NEW YORK, NY — There are many ways an immigrant becomes part of the 11 million or so undocumented immigrants now living in the U.S.

Fifty-one year-old Filipina educator, Rina Hernandez, originally from Angono, Rizal is one of them.

Hernandez, an assistant teacher in Qatar, was hired by an Egyptian businessman as a private tutor to one of their six kids.

But when she came to the U.S. with the employer last October, Hernandez claims she ended up being a nanny to the six children and worked more than eight hours day, without overtime pay.

Hernandez says, her passport was held and she, together with two other Filipinas were kept from leaving the employer’s Staten Island home.

She came to the U.S. legally, using a tourist visa but she unknowingly violated the terms of the visa by working in the U.S. without a proper work visa.

Hernandez said, “Bumagsak yung mundo ko, ano nangyari sa akin, kung tutuusin medyo maganda naman yung work ko sa Qatar, tapos nangarap ako na akala ko na mas magiging maganda ang buhay ko sa Amerika dahil nga sa pangako ng isang employer.”

Hernandez was allegedly promised a pay of $1,200 per month and U.S. citizenship in three years.

She says she did not get paid a single cent for the work she has rendered to her employers.

The Philippine consulate and the Filipino American legal defense and education fund (Faldef), came to her rescue last December after connecting with them thru social media.

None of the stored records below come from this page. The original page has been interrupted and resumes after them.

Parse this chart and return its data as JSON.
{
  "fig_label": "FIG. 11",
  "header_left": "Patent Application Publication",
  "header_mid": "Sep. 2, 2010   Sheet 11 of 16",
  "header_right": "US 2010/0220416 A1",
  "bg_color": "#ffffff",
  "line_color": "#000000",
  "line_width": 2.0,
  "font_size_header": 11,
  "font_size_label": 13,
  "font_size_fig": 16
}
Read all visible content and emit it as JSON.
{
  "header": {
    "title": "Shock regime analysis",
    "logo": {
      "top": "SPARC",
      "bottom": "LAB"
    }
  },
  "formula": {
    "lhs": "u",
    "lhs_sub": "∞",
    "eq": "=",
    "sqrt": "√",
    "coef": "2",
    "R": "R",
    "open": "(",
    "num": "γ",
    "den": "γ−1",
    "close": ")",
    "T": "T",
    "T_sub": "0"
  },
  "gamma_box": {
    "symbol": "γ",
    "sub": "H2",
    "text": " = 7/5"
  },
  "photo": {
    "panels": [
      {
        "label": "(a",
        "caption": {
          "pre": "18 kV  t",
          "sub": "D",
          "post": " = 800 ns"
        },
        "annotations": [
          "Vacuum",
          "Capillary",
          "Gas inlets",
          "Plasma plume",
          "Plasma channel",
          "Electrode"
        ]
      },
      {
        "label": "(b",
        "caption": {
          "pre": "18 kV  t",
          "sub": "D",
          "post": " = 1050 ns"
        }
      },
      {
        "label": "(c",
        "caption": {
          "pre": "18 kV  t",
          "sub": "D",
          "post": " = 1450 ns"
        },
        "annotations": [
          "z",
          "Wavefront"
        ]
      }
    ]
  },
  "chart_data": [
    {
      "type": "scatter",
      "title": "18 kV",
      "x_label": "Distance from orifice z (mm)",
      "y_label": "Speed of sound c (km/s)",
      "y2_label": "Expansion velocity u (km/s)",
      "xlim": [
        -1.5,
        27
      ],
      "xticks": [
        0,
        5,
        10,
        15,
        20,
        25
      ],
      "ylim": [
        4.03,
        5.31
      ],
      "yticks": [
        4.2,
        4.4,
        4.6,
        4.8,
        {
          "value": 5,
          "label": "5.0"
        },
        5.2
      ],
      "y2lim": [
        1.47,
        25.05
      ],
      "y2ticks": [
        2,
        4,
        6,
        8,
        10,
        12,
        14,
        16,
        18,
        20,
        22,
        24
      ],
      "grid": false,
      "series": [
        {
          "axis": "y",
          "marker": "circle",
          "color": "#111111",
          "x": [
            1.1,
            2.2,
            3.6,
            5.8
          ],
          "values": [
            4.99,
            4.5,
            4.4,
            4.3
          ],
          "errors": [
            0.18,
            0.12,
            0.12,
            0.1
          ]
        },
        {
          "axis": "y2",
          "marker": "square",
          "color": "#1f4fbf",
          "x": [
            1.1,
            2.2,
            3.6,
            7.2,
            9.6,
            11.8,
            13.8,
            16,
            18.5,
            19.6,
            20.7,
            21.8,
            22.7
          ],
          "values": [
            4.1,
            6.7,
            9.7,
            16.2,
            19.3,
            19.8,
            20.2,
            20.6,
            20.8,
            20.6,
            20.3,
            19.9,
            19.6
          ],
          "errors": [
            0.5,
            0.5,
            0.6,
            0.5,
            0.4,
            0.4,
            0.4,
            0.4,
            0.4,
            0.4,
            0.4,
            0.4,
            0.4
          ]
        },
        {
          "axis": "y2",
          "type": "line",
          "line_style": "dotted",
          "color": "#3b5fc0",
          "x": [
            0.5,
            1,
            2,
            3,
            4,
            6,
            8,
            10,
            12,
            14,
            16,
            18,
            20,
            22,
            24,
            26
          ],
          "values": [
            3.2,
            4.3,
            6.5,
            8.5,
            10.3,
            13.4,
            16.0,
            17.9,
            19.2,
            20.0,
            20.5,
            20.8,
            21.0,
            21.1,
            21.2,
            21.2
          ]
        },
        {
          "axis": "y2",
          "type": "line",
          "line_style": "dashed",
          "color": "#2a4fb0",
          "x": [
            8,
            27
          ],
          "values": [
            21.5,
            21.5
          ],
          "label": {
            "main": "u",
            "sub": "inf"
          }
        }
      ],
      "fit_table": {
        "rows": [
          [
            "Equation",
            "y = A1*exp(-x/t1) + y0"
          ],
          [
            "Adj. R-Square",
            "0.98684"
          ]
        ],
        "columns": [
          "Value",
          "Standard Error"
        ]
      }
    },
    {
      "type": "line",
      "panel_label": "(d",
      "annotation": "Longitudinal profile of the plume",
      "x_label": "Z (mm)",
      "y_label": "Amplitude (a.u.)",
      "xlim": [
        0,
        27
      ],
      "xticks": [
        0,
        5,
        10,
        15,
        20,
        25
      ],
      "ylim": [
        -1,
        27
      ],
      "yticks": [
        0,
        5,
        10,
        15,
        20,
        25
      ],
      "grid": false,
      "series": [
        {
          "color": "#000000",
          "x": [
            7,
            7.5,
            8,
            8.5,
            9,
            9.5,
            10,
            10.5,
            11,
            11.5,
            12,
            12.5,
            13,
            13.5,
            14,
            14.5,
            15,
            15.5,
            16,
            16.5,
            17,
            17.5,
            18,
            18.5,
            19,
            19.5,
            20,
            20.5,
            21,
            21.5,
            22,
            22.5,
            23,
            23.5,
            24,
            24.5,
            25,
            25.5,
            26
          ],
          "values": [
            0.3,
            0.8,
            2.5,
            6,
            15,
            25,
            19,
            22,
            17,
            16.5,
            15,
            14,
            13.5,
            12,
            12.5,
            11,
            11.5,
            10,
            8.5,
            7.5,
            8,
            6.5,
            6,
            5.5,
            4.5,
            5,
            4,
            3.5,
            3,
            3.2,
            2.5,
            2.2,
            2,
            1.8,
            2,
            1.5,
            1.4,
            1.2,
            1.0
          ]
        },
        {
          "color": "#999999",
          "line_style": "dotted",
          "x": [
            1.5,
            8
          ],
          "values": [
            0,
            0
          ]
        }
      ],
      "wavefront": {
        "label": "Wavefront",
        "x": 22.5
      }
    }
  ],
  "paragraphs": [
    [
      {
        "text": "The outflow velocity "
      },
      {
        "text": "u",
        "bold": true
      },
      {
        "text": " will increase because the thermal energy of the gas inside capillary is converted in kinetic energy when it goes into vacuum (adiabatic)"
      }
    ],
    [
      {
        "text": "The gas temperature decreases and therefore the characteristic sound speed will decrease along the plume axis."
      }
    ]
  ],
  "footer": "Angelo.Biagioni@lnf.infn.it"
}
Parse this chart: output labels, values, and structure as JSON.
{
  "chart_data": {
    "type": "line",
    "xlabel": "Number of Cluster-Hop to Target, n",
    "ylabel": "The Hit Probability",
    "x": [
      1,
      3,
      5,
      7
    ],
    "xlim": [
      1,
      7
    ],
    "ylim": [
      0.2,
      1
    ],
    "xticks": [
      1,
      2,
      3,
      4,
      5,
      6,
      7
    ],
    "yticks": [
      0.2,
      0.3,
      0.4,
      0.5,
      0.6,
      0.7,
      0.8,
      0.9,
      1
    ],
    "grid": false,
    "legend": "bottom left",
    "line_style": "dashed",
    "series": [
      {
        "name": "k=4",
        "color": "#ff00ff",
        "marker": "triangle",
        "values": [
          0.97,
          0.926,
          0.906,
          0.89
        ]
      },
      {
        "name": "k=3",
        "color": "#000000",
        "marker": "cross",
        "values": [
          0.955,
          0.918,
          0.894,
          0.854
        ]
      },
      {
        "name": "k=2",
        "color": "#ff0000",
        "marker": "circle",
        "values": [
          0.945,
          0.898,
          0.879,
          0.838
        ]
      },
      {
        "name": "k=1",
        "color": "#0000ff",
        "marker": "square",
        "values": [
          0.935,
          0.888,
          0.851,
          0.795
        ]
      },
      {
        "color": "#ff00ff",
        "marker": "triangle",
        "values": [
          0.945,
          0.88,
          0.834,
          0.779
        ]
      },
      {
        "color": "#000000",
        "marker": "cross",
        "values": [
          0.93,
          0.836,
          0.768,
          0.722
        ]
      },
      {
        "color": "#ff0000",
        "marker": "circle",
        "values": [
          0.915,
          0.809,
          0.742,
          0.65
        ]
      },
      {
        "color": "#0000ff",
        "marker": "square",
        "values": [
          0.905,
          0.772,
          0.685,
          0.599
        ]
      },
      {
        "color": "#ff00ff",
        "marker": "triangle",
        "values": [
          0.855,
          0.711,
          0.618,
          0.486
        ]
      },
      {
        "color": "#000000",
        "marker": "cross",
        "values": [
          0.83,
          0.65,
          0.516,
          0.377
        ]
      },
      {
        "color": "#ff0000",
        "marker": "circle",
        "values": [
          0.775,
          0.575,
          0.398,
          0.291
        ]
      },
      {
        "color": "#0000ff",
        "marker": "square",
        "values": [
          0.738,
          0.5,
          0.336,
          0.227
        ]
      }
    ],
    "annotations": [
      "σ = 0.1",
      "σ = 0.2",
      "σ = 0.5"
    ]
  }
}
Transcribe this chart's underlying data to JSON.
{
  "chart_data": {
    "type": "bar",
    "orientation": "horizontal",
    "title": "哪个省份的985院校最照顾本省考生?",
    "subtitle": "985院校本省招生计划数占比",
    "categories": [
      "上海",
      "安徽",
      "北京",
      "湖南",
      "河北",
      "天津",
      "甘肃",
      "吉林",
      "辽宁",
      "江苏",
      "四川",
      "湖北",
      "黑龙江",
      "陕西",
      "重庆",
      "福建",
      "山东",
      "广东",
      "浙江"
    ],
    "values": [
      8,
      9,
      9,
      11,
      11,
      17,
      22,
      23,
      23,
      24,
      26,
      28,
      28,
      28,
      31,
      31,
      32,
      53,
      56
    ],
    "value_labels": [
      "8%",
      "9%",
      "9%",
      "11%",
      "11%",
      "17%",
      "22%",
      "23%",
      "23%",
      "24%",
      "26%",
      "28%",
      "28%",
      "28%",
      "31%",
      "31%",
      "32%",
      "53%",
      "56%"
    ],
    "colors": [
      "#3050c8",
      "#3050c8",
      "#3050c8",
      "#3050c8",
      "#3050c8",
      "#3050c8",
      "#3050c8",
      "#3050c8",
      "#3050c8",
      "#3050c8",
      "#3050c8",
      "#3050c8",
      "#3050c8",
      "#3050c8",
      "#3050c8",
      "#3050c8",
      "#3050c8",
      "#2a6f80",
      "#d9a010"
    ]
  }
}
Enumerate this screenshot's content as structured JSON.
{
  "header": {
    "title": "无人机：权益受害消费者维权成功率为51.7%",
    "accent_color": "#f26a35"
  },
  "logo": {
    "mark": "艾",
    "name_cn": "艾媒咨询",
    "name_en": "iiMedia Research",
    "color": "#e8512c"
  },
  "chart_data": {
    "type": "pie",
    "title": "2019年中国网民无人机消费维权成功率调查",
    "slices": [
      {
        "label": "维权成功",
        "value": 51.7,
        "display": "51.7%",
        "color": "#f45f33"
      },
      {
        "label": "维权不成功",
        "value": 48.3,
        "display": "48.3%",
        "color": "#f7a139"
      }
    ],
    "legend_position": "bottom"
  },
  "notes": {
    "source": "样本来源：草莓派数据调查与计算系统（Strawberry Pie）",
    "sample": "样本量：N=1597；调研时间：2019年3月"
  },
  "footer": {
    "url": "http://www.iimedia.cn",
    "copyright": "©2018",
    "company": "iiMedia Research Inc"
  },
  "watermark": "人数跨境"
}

Faldef communications director and author of “out of status” received her Facebook message asking for help.

Furer said, “Rina said, I really wanted out. They stopped her from getting out, they had to call the cops then eventually she’s rescued.”

Faldef president attorney JT Mallonga said, “We’re putting together a team of lawyers to handle the immigration, employment and criminal and human trafficking issues here so as soon as we get that out, we will file case however ang importante ho ay may kasama pa siyang dalawa dun eh who are not willing to be rescued dahil sa malaking takot.”

Alleged victims of human trafficking and involuntary servitude like Rina Hernandez say, most of them come to the U.S. with only one goal in mind.

Hernandez said, “Gusto ko magtrabaho, kailangan ko magtrabaho, para sa family ko, kailangan ko magtrabaho, yun lang ang hinihiling ko na tapusin ko ang laban na ito.”

Faldef says human trafficking may not be a byword in the whole immigration reform debate but it should be a part of the debate that would overhaul a broken U.S. immigration system.